The Washington-led decision by NATO to bomb Gaddafi's Libya into submission over recent months, at an estimated cost to US taxpayers of at least $1 billion, has little if anything to do with what the Obama Administration claims was a mission to "protect innocent civilians." In reality it is part of a larger strategic assault by NATO and by the Pentagon in particular to entirely control China's economic achilles heel, namely China's strategic dependence on large volumes of imported crude oil and gas. Today China is the world's second largest importer of oil after the United States and the gap is rapidly closing.
If we take a careful look at a map of Africa and also look at the African organization of the new Pentagon Africa Command—AFRICOM—the pattern that emerges is a careful strategy of controlling one of China's most strategically important oil and raw materials sources.
NATO's Libya campaign was and is all about oil. But not about simply controlling Libyan high-grade crude because the USA is nervous about reliable foreign supplies. It rather is about controlling China's free access to long-term oil imports from Africa and from the Middle East. In other words, it is about controlling China itself.

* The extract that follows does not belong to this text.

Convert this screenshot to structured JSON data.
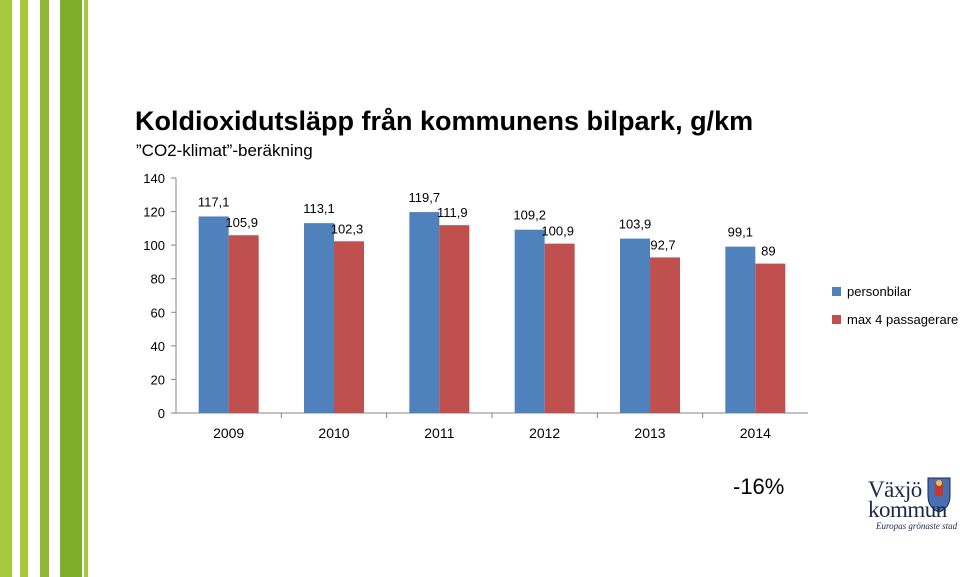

The aim of the US-led regime change in Libya as well as the entire Greater Middle East Project which lies behind the Arab Spring is to secure absolute control over the world's largest known oil fields to control future policies in especially countries like China. As then US Secretary of State Henry Kissinger is reported to have said during the 1970's when he was arguably more powerful than the President of the United States, "If you control the oil you control entire nations or groups of nations."